Chirag Shah (OCB/Tufts): Being involved with fellow training is like raising kids every two years. It is a warm, humbling feeling to witness the development and growth of very accomplished fellows as they mature into exceptional attendings.
Sharon Fekrat (Duke): Watching the first year fellows transform over a two-year period into highly skilled and confident surgeons!
Arunan Sivalingam (Wills): Meeting with the fellows monthly out of the office for informal feedback as well as the opportunity to teach in the OR. I enjoy showing the fellows what it means to be part of the Wills family and to impress on them the importance of participation in annual meetings and conferences. I particularly enjoy seeing our fellows return for our annual J. Arch McNamara Lecture.
Dean Eliott (Mass Eye & Ear): I most enjoy getting to know these remarkable individuals who are brilliant, hard working, passionate and so dedicated to patient care. I feel very fortunate to interact with such talented colleagues on a daily basis, and watching them progress is extremely rewarding. In fact, the highlight of my career has been working with so many great trainees (residents and fellows).
Prithvi Mruthyunjaya/Darius Moshfeghi (Stanford): My number one joy is personally calling the applicants and offering them the interview slot. This is a dying tradition, and it catches most of the applicants by surprise to be speaking with the Director. I enjoy the back and forth pre-, during, and post- surgery, discussing the merits of various clinical approaches, and the one-on-one mentoring surrounding the future plans of a young vitreoretinal surgeon. It is also great to give them perspective on the giants of retina, who we might forget in our day to day clinics and surgery, who have been critical to innovation and elucidation of pathology and therapy—often they have no clue!

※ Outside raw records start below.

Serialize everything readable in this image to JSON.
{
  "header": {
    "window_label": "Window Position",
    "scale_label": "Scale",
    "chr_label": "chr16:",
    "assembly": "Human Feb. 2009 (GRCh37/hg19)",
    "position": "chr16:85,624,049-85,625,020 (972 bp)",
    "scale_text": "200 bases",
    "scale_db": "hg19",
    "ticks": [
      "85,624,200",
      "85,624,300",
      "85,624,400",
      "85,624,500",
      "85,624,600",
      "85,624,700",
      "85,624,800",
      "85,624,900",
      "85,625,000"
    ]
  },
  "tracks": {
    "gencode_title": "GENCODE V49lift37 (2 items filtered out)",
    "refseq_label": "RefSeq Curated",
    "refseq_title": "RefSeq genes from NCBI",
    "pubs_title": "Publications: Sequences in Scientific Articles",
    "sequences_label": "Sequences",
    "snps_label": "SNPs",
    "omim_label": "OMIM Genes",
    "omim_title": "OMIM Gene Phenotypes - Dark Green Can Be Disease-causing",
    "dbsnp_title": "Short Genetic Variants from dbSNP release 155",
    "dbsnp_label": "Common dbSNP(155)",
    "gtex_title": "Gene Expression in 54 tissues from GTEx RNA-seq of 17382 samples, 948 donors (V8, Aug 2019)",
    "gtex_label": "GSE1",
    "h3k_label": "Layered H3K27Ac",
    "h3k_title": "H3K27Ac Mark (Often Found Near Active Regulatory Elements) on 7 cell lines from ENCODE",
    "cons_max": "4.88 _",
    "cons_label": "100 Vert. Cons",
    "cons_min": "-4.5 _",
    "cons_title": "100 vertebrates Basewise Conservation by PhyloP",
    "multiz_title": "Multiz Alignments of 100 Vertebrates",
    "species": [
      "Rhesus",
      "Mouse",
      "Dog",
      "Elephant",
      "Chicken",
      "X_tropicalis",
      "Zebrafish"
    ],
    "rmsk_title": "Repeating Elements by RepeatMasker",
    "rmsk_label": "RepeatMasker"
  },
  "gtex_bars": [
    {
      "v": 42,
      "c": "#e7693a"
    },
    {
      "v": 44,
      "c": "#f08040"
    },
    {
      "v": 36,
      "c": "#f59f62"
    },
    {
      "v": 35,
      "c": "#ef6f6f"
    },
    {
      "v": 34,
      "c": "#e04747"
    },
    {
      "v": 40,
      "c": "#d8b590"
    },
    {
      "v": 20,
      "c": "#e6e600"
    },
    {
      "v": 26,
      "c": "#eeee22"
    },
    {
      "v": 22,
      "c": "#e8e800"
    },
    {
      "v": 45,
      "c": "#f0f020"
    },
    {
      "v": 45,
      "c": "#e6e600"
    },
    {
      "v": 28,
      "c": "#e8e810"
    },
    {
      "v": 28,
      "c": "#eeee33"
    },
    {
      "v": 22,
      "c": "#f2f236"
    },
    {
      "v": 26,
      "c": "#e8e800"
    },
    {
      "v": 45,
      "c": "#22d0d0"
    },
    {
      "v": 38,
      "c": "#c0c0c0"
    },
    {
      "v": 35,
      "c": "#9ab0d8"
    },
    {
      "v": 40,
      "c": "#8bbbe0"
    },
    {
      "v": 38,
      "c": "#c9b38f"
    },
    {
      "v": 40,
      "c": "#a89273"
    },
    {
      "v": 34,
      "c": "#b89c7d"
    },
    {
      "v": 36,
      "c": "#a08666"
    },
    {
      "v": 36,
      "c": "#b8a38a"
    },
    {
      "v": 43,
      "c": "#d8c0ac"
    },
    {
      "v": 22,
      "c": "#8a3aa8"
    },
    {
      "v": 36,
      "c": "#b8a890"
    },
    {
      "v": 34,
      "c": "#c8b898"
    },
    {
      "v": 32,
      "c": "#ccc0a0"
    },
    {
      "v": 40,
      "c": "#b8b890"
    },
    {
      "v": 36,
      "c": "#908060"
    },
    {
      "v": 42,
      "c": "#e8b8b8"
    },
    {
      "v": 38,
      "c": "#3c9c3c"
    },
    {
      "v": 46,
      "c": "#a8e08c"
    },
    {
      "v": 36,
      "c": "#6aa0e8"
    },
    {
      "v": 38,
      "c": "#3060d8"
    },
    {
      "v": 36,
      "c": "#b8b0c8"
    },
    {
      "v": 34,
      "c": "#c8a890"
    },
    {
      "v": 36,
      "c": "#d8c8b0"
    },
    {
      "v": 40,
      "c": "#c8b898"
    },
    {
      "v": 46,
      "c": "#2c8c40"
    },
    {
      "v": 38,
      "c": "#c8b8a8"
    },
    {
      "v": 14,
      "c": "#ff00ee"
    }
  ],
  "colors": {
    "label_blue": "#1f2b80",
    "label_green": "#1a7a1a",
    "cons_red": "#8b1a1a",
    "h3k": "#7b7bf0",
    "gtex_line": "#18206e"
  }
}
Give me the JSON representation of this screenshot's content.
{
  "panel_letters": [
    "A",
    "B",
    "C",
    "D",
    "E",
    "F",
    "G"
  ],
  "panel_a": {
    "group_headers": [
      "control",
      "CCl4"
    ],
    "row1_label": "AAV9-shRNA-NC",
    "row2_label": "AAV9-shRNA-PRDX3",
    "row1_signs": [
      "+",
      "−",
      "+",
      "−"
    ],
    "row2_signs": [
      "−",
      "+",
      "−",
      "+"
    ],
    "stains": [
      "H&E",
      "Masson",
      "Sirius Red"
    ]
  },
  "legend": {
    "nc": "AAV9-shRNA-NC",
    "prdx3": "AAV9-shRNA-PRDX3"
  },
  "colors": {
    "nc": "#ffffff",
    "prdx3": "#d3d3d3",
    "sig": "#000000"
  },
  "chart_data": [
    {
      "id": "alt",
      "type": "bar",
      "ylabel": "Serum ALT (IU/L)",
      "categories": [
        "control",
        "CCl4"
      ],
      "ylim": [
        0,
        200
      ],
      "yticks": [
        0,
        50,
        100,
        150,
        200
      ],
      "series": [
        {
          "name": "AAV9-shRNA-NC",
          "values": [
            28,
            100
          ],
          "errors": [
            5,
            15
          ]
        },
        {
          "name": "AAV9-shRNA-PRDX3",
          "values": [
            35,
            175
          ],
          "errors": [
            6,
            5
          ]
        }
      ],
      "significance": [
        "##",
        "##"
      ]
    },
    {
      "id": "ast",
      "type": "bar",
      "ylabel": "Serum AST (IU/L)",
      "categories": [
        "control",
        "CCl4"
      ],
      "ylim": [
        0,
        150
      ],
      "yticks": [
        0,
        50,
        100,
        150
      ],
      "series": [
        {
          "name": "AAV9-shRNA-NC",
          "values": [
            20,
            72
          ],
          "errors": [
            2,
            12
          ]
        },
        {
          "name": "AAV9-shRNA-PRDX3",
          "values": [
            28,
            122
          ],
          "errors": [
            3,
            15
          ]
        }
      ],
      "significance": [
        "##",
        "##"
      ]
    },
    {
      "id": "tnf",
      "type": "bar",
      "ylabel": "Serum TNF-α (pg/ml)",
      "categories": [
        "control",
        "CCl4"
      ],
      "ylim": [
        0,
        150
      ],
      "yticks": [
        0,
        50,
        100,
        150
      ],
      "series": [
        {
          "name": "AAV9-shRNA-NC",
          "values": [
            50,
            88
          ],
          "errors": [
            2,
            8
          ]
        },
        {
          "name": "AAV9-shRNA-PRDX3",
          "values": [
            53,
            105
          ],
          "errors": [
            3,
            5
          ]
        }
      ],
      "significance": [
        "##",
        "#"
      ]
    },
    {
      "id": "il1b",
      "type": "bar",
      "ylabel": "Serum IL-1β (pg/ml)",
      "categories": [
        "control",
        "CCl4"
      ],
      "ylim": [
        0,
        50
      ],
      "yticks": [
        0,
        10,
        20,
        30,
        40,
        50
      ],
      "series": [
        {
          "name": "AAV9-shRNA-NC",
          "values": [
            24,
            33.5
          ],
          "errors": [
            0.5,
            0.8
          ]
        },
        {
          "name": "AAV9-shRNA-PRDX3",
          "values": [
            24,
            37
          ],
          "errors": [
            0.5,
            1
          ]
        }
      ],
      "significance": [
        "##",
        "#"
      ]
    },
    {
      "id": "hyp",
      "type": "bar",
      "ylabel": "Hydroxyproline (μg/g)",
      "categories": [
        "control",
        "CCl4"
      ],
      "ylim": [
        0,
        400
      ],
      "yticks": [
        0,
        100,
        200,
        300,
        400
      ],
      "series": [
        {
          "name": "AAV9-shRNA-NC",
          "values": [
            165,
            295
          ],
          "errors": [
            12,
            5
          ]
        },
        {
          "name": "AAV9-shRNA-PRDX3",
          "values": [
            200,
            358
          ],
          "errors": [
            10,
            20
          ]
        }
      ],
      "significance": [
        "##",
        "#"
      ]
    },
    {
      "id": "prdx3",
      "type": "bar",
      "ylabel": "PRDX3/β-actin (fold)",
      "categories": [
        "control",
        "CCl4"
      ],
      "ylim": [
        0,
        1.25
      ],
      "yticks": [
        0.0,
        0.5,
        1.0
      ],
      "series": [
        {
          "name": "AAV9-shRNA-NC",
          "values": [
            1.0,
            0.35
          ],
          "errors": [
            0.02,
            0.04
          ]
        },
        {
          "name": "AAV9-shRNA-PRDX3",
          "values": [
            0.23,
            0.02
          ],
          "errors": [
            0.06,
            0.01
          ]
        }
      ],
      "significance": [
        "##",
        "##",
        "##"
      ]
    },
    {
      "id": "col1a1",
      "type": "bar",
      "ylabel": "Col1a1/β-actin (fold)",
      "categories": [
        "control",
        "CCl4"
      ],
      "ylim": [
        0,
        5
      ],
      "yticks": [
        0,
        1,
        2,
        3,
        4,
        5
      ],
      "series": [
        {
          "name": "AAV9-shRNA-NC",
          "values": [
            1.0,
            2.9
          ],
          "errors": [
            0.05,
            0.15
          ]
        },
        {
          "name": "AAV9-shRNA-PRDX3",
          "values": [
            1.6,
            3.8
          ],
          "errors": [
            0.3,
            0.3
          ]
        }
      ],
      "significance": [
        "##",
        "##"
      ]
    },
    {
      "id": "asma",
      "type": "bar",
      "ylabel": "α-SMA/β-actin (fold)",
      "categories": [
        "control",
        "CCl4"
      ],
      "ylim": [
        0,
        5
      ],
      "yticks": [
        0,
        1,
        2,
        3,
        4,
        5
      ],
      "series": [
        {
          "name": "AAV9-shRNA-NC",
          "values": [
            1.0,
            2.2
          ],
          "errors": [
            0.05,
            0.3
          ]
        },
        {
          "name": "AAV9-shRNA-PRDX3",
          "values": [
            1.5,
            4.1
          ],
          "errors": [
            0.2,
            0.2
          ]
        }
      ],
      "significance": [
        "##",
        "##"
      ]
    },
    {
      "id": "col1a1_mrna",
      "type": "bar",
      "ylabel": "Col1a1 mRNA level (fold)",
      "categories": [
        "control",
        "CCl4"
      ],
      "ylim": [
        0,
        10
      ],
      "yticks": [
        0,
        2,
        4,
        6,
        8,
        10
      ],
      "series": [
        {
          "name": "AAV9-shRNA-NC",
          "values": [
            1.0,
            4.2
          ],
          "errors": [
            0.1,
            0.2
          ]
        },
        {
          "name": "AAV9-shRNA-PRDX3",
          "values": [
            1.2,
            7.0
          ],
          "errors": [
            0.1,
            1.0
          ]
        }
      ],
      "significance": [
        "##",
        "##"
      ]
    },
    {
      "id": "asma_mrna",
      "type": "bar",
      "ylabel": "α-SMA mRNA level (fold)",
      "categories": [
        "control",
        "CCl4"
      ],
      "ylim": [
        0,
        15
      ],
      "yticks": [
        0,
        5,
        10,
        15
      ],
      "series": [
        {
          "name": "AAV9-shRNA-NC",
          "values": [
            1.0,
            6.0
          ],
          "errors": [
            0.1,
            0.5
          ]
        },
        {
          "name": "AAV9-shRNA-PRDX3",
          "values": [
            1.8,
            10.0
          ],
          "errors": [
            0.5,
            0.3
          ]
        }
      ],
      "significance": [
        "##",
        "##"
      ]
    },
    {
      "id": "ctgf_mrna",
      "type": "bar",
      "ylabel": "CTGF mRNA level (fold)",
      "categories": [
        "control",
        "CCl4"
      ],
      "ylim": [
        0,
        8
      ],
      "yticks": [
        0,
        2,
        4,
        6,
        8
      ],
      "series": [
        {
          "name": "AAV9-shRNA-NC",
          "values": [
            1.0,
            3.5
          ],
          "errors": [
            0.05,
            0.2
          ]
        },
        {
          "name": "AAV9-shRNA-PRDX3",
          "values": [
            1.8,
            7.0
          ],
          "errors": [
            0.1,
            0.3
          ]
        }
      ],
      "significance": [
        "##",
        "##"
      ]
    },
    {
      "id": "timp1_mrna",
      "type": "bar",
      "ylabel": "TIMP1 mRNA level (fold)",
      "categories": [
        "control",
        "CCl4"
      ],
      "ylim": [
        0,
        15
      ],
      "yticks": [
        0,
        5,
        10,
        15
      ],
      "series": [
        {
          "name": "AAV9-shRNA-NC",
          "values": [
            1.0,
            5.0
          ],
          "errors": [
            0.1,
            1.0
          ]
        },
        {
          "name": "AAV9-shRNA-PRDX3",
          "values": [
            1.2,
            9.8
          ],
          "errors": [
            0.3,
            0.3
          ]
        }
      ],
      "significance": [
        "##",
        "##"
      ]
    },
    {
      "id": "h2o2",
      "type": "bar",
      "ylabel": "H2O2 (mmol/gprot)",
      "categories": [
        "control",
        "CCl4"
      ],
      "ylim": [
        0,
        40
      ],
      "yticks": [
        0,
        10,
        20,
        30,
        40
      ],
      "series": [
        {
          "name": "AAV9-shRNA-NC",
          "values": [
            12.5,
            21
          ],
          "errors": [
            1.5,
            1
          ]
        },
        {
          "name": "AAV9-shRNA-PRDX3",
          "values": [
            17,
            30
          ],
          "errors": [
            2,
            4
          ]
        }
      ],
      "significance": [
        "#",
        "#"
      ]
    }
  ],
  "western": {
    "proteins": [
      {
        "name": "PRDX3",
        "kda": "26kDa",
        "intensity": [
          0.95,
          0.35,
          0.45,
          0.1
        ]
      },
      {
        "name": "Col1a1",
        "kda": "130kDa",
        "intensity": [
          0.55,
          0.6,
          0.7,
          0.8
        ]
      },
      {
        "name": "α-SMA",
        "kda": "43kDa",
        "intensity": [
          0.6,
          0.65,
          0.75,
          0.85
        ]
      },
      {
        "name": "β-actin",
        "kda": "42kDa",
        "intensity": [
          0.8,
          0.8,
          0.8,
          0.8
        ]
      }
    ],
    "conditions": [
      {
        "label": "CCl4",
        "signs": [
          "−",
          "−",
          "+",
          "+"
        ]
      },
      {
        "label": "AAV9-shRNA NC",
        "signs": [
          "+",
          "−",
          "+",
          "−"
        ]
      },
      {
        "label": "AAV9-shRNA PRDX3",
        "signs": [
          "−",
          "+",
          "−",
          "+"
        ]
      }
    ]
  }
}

Christina Weng (Baylor): The absolute best part of training fellows is watching them grow as surgeons over the two-year period—especially in our field since most receive limited exposure to vitreoretinal surgery as residents. It’s incredibly rewarding to see someone evolve from fumbling with the BIOM foot pedals to performing complex retinal detachment repairs just 24 months later and know that you played a part in their development. Training fellows also forces you to constantly re-evaluate your own knowledge base, and there are many times when a fellow has asked me a question that propels me to go back and review a topic or technique. It’s true what they say about teaching being the best type of learning.
We sincerely thank the 15 program directors for their time and generosity in sharing their insights and experiences. We hope that this series of fellowship match articles will be useful for current and future retina fellowship applicants.